Unternehmen

Web 3.0: Vertrauen zu einer Marke wird entscheidend sein

Der Nutzen von Web 3.0 ist vielfältig – und das für private Haushalte wie für Unternehmen gleichermaßen. Eine Tendenz ist dabei schon jetzt erkennbar – die Vielfalt in der Content-Landschaft mit Potenzial für Individualisierung. Der deutsche Mittelstand muss dringend digital aufholen, um nicht den Anschluss an das neue Zeitalter zu verpassen, sagt Christian Schneider, Vice President Product vom Internetanbieter STRATO im Gespräch mit den Deutschen Wirtschaftsnachrichten (DWN).
04.09.2023 09:07
Aktualisiert: 04.09.2023 09:07
Lesezeit: 3 min
Web 3.0: Vertrauen zu einer Marke wird entscheidend sein
Das Web 3.0 bietet Unternehmen neue Chancen (Foto: dpa) Foto: Caroline Seidel

Deutsche Wirtschaftsnachrichten (DWN): Wie wird sich bezüglich Web 3.0 die Verbreitung von Inhalten in Zukunft ändern?

Christian Schneider: Bei der exponentiellen Entwicklung, die wir gerade erleben, ist davon auszugehen, dass früher oder später neue Plattformen entstehen, die auf Technologien wie Blockchain aufbauen. Diese werden es Nutzenden ermöglichen, die Hoheit über ihre Inhalte nicht nur in der Hand zu behalten, sondern diese auch einfacher zu monetarisieren. Auch auf die Art der Verbreitung und Sichtbarkeit von Inhalten werden Nutzende mehr Einfluss haben - allein und als Teil einer Community. Musikschaffende etwa könnten neue Singles auf einer dezentralen, Blockchain-basierten Verbreitungsplattform veröffentlichen. Neue Fans stoßen auf die Songs, weil die Community bewertet, geteilt und damit die besten Inhalte gefördert hat. Erworben werden die Songs über Kryptowährungen oder plattformspezifische Token - vollkommen ohne Mittler-Instanz, die sich etwas von den Einnahmen abzweigt.
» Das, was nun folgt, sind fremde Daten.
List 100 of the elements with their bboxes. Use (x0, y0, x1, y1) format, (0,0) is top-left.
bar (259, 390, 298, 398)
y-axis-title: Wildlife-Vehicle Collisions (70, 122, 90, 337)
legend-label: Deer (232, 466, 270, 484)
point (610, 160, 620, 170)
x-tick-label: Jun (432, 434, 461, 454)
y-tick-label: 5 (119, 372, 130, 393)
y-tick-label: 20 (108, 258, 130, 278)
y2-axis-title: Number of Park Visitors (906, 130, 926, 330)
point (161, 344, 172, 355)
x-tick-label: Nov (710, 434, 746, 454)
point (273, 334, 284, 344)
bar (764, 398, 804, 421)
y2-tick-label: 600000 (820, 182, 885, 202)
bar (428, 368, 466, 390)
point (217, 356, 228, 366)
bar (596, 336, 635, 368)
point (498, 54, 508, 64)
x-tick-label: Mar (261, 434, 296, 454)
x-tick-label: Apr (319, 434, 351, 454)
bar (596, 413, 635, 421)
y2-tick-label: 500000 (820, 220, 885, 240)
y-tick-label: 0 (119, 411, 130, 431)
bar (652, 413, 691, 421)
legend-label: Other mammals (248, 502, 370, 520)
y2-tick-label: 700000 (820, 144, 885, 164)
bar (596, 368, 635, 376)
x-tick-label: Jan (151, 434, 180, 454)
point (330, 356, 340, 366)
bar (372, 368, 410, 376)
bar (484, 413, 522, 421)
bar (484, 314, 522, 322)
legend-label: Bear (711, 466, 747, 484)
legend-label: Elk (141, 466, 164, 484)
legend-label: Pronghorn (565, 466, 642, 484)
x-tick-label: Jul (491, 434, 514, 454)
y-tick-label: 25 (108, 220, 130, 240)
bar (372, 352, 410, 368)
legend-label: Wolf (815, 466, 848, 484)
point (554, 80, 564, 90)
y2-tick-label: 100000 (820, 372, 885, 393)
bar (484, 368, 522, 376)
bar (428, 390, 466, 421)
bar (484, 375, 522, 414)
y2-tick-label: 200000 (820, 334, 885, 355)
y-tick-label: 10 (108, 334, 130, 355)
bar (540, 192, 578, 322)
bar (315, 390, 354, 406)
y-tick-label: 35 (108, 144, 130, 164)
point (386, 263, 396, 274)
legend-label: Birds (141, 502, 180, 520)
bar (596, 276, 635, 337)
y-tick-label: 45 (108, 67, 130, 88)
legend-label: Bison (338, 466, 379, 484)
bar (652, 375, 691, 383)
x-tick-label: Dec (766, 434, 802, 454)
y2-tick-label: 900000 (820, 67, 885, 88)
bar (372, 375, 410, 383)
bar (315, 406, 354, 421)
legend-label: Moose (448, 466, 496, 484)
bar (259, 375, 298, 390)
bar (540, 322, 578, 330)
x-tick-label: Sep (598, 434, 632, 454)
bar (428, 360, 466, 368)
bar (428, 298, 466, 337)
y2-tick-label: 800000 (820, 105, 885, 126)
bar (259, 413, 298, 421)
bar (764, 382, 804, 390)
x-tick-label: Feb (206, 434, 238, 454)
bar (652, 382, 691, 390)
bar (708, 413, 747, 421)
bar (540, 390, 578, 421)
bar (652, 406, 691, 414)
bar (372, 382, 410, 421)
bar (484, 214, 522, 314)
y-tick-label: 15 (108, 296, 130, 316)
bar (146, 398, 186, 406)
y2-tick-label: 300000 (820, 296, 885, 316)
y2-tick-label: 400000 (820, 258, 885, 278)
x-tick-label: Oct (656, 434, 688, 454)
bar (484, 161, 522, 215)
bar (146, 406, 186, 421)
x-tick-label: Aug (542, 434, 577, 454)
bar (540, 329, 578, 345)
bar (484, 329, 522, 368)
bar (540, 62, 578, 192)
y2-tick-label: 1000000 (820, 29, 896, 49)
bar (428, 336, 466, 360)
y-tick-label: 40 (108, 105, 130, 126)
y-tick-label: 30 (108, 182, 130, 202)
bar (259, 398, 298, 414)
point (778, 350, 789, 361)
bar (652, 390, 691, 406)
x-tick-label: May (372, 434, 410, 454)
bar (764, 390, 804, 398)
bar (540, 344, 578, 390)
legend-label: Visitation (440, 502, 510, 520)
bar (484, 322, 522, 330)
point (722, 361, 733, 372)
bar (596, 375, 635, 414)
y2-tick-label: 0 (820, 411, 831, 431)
Das schafft Unabhängigkeit und fördert Vielfalt, die nicht monetär ausgerichtet vorgefiltert ist.

Neue Player

DWN: Spielen die großen Player wie Google, Facebook oder Twitter dann überhaupt noch eine Rolle für die Verbreitung in naher Zukunft?

Schneider: Natürlich haben auch die großen Player die neuen Entwicklungen auf dem Schirm und treiben sie in eigenem Interesse aktiv für sich voran. Daher ist es unwahrscheinlich, dass sie in der Versenkung verschwinden. Sie werden sich anpassen oder das zumindest versuchen. Die Mittel dafür, mit der aktuellen Entwicklung Schritt zu halten, stehen ihnen jedenfalls zur Verfügung. Einen altbewährten vollen Tanker in eine andere Richtung zu lenken ist aber auch nicht immer ganz einfach. Somit werden wir auch neue Player sehen, die ihre Entwicklung von vornherein ohne Ballast spezieller auf eine Web 3.0-Umgebung ausgerichtet haben - und innerhalb kürzester Zeit aufgrund der veränderten Nachfrage zu neuen Platzhirschen werden.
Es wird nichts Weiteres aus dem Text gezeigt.